New Court Filings Claim Meta Knew About Copyright Infringement in AI Training Dataset
Meta Platforms allegedly used pirated versions of copyrighted books to train its artificial intelligence systems, with approval from CEO Mark Zuckerberg, according to authors involved in a lawsuit against the company.
Ta-Nehisi Coates, comedian Sarah Silverman, and other authors suing Meta for copyright infringement made these accusations in newly disclosed court filings in California federal court. They stated that internal documents produced by Meta during the discovery process showed that the company was aware that the books were pirated.
The authors sued Meta in 2023, claiming that the tech giant misused their books to train its large language model, Llama.
They presented new evidence suggesting that Meta used the AI training dataset LibGen, which allegedly contains millions of pirated works, distributed via peer-to-peer torrents. The authors further claimed that internal Meta communications showed Zuckerberg “approved Meta’s use of the LibGen dataset despite concerns within Meta’s AI executive team (and others at Meta) that LibGen is ‘a dataset we know to be pirated.'”

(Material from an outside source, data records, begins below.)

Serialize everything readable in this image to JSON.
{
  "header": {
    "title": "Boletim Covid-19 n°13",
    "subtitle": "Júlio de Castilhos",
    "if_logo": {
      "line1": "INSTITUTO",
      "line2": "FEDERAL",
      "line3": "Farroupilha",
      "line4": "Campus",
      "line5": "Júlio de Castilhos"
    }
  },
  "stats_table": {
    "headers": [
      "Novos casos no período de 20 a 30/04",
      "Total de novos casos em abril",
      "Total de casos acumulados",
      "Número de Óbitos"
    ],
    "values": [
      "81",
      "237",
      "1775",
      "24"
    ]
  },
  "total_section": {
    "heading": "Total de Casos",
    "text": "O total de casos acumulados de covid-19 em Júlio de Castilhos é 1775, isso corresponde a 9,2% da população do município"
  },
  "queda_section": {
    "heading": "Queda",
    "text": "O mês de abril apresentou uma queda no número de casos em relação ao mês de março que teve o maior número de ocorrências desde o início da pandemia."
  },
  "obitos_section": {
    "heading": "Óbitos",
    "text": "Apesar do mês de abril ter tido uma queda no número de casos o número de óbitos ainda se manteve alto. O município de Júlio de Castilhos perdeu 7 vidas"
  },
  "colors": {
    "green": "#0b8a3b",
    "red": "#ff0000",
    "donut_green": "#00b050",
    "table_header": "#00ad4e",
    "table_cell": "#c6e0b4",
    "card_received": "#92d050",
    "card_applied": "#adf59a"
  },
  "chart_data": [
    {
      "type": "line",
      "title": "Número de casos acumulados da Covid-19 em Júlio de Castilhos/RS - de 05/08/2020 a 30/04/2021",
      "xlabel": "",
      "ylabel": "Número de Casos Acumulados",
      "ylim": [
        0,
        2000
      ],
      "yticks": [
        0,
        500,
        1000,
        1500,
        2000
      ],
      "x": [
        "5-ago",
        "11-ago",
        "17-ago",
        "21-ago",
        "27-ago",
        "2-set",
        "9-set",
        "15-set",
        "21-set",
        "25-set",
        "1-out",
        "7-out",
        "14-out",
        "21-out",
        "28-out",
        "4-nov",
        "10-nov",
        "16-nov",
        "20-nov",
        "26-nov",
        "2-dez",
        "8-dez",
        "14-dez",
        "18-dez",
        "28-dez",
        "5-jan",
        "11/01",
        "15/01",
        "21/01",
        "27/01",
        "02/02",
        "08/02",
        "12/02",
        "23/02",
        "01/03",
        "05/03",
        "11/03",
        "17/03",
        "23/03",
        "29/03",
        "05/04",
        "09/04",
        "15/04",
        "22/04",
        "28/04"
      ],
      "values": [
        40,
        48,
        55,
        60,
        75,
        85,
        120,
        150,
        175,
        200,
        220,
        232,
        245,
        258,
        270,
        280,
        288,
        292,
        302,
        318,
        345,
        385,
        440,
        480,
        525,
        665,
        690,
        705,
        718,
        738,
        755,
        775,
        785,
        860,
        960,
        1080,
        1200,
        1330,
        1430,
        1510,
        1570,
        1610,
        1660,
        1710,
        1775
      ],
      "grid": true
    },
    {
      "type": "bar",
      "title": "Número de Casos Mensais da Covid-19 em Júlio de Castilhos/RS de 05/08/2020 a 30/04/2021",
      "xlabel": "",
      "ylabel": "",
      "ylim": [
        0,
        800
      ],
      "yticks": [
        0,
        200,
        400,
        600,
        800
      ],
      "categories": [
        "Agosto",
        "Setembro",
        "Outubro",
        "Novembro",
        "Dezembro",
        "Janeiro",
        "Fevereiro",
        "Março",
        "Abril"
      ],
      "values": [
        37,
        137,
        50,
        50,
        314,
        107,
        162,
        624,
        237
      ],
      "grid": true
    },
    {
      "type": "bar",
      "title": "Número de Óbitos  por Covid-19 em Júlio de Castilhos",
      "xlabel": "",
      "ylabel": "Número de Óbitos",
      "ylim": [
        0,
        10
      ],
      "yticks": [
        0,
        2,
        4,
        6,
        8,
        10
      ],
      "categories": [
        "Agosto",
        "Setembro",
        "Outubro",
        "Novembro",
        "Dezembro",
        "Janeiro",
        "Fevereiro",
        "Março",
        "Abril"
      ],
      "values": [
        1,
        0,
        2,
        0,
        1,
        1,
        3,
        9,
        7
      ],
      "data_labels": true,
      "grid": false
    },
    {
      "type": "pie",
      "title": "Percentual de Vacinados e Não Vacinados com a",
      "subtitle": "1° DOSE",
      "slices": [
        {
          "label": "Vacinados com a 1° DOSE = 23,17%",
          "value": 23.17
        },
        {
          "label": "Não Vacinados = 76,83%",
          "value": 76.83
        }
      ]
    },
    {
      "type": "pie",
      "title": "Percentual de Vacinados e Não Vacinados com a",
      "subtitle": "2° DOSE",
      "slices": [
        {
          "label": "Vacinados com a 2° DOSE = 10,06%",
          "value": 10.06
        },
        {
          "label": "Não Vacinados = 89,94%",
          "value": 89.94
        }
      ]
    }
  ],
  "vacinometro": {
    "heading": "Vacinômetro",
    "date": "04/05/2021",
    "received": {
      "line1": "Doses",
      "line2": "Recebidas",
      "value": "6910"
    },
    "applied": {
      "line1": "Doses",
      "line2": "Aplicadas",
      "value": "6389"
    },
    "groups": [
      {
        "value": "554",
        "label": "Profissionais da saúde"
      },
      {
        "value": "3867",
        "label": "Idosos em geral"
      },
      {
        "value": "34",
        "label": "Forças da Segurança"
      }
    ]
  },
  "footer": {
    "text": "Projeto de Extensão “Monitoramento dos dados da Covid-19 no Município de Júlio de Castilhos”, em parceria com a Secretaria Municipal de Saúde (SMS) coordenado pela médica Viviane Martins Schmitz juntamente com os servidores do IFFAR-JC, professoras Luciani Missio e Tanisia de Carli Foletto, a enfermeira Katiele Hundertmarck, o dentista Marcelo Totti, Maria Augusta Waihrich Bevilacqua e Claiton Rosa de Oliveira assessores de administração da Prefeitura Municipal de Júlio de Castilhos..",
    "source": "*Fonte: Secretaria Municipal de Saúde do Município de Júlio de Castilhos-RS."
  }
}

In 2023, U.S. District Judge Vince Chhabria dismissed claims that Meta’s chatbots infringed the authors’ copyrights and unlawfully stripped their books’ copyright management information (CMI).
On Wednesday, the authors requested permission to revive their infringement claims and introduce a new computer fraud claim. Chhabria stated that he would allow the authors to file an amended complaint but expressed skepticism about the fraud and CMI claims’ merit.